Aaron Bohrod (1907–1992), Brighton Road, Pittsburgh Posted on July 21st, 2014 by

Brighton Road, PittsburghAaron Bohrod (1907–1992)
Brighton Road, Pittsburgh, c. 1947
Gouache on composition board, 12 ¾ x 18 ½ inches
Gift of the Reverend Richard L. Hillstrom

Bohrod studied at the School of the Art Institute of Chicago, in the city in which he was born, and later he went to New York where he studied at the Art Students League with Kenneth Hayes Miller (1876–1952) and John Sloan (1871–1951). Sloan, whom he described as “dynamic,” was a particularly strong influence in his exploration of the people and imagery of the city, and when Bohrod later returned to his hometown, he wanted to “do in my own way with my own city what Sloan had done with New York.” Bohrod later served as Artist in Residence at the University of Wisconsin, Madison, from 1948 to 1973, succeeding John Steuart Curry (1897–1946) in the position. He was associated with the Regionalists like Curry, Grant Wood (1891–1942), and Thomas Hart Benton (1882 1958). In the 1930s and 1940s, Bohrod painted many urban images, including a 1939 gouache in the Whitney Museum of American Art, New York, titled Chicago Street in Winter, similar in style and composition to this work from a few years later.

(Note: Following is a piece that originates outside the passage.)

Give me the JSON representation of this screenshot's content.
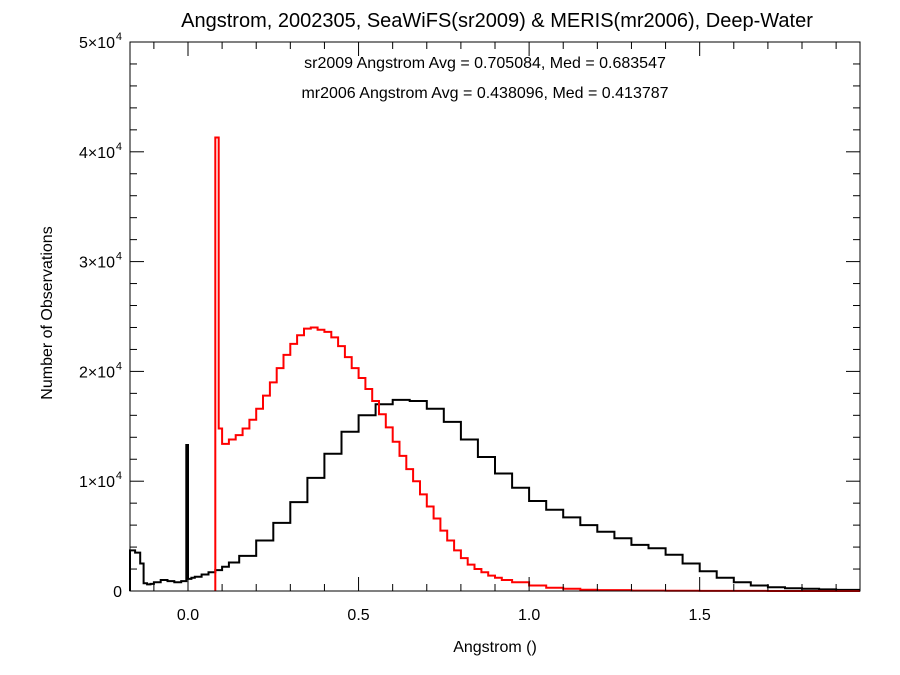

In both, the artist explores the particulars of a working-class neighborhood in a manner that recalls John Sloan’s New York scenes. He has captured masterfully a late afternoon in hazy Pittsburgh in which the sun reflects on the windows of the houses on the right and also the trolley tracks that draw the eye deep into this vista down Brighton Road. Bohrod was brought to Pittsburgh in late 1946 to create sketches of the city and Allegheny County, from which he was expected to complete, in his studio in Chicago, around a dozen finished paintings to be part of the Gimbel Pennsylvania Art Collection, sponsored by Gimbel’s Department Store. It is likely that this painting is from that same period, and it bears close similarities to his painting A Puff of Smoke, Pittsburgh, illustrated in the Gimbel’s Collection catalogue Pennsylvania as Artists See It. The artist stated that, along with San Francisco and New Orleans, he always considered Pittsburgh to be one of the “most intrinsically paintable cities of our nation.”

Text from the catalogue for the exhibition The Eight, The Ashcan School, and The American Scene in the Hillstrom Collection, presented in the Hillstrom Museum of Art February 25 through April 21, 2013.